© JUNGE FREIHEIT Verlag GmbH & Co. www.jungefreiheit.de 23/19 / 31. Mai 2019

Frisch gepresst

Pius XII. In Zeiten des geschwätzigen Gesinnungsethikers Franziskus stellt eine Studie des Berliner Historikers Michael Feldkamp einen Mann vor, der seine Worte in Verantwortung um mögliche Folgen sorgsam wog: Papst Pius XII. Sachlich, quellengesättigt und fern von Apologetik erzählt Feldkamp das Leben des Priester-Diplomaten Eugenio Pacelli über die Stationen als Friedensunterhändler im Ersten Weltkrieg, als römischer Nuntius in Bayern und im Reich, als Kardinalstaatssekretär für die Interessen der Weltkirche sowie schließlich als Papst im Zweiten Weltkrieg. Sein Pontifikat zu einer Zeit, als der Kirche mit den braunen und roten Totalitarismen zu allem fähige Gegner erwuchsen, erforderte höchstes diplomatisches Geschick, um die Kirche zu bewahren sowie in strikter Neutralität Kanäle für humanitäre Hilfe und Friedensvermittlung offenzuhalten. Pacelli wählte, da Appelle Hitler nur zu Wut gereizt hätten, den Weg der verborgenen Hilfe für die verfolgten Juden. Zu Lebzeiten genoß Pius XII. hohe Wertschätzung in der freien Welt. Sowjetisch inspirierte Desinformation in Gestalt von Hochhuths Verleumdungsdrama „Der Stellvertreter“ verdüstert sein Andenken bis heute. (ru)

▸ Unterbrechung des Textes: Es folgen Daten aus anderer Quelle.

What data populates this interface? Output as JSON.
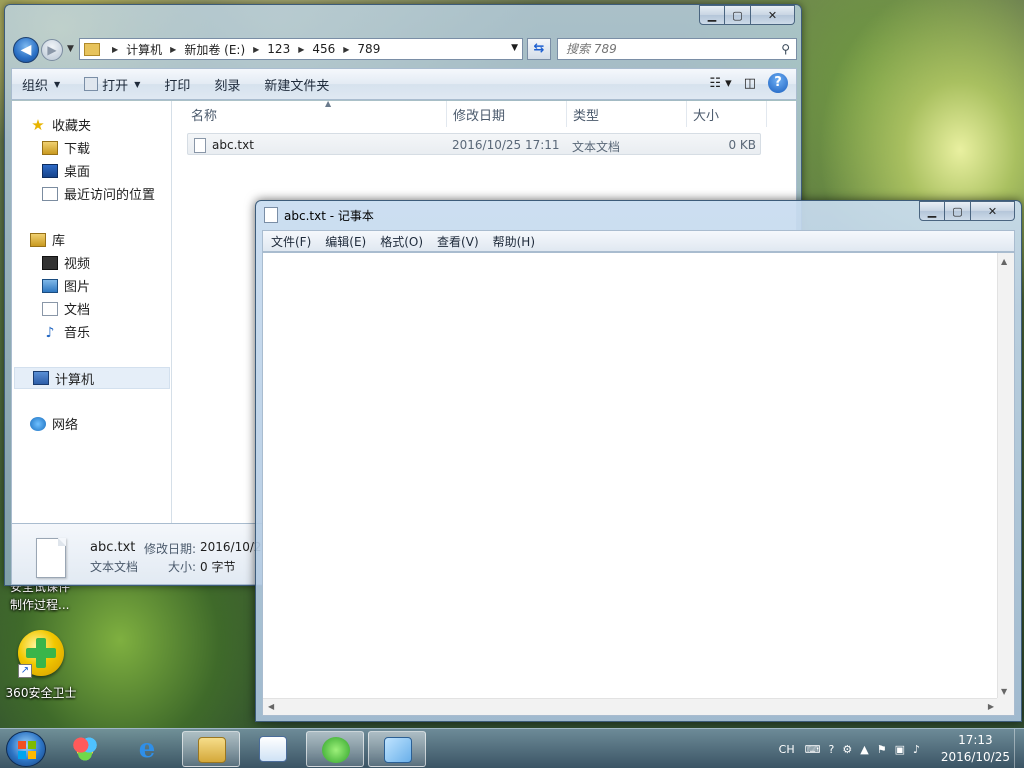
{
  "desktop": {
    "partial_label_line1": "安全试课件",
    "partial_label_line2": "制作过程...",
    "icon_360_label": "360安全卫士"
  },
  "explorer": {
    "breadcrumbs": [
      "计算机",
      "新加卷 (E:)",
      "123",
      "456",
      "789"
    ],
    "search_placeholder": "搜索 789",
    "toolbar": {
      "organize": "组织",
      "open": "打开",
      "print": "打印",
      "burn": "刻录",
      "new_folder": "新建文件夹"
    },
    "nav": {
      "favorites": "收藏夹",
      "downloads": "下载",
      "desktop": "桌面",
      "recent": "最近访问的位置",
      "libraries": "库",
      "videos": "视频",
      "pictures": "图片",
      "documents": "文档",
      "music": "音乐",
      "computer": "计算机",
      "network": "网络"
    },
    "columns": {
      "name": "名称",
      "modified": "修改日期",
      "type": "类型",
      "size": "大小"
    },
    "files": [
      {
        "name": "abc.txt",
        "modified": "2016/10/25 17:11",
        "type": "文本文档",
        "size": "0 KB"
      }
    ],
    "details": {
      "filename": "abc.txt",
      "modified_label": "修改日期:",
      "modified_value": "2016/10/2",
      "type": "文本文档",
      "size_label": "大小:",
      "size_value": "0 字节"
    }
  },
  "notepad": {
    "title": "abc.txt - 记事本",
    "menu": [
      "文件(F)",
      "编辑(E)",
      "格式(O)",
      "查看(V)",
      "帮助(H)"
    ],
    "content": ""
  },
  "taskbar": {
    "language": "CH",
    "time": "17:13",
    "date": "2016/10/25"
  }
}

Michael F. Feldkamp: Pius XII. Ein Papst für Deutschland, Europa und die Welt. Patrimonium Verlag, Aachen 2018, broschiert, 198 Seiten, 14,80 Euro





Holodomor. Am Anfang war die dem kommunistischen System immanente Mißwirtschaft, die in der Sowjetunion die Landwirtschaft in einen kollektivistischen Plan zwingen wollte – mit dramatischen Folgen für die Lebensmittelversorgung und den „Kulaken“ als erste Opfer eines Massenmordes. Die US-Historikerin Anne Applebaum, bekannt durch ihre hervorragende Arbeit über das Gulag-System (2003), hat diese sich Anfang der dreißiger Jahre zu einer gewaltigen Hungerkatastrophe zuspitzende Krise in einer bemerkenswerten Monographie aufbereitet, wobei sie die von Stalin ganz bewußt mitkalkulierte Anheizung des nationalen Kampfes gegen die aus Revolutionstagen als unsichere Kantonisten geltenden Ukrainer in den Fokus rückt. Obwohl viele Fakten für diese – nicht neue – These sprechen, erfährt die Darstellung in Zeiten des russisch-ukrainischen Konfliktes eine pikante politische Pointierung – nicht zuletzt auch, da Applebaum in dieser Frage eine gewisse Parteilichkeit nachgesagt werden könnte. (bä)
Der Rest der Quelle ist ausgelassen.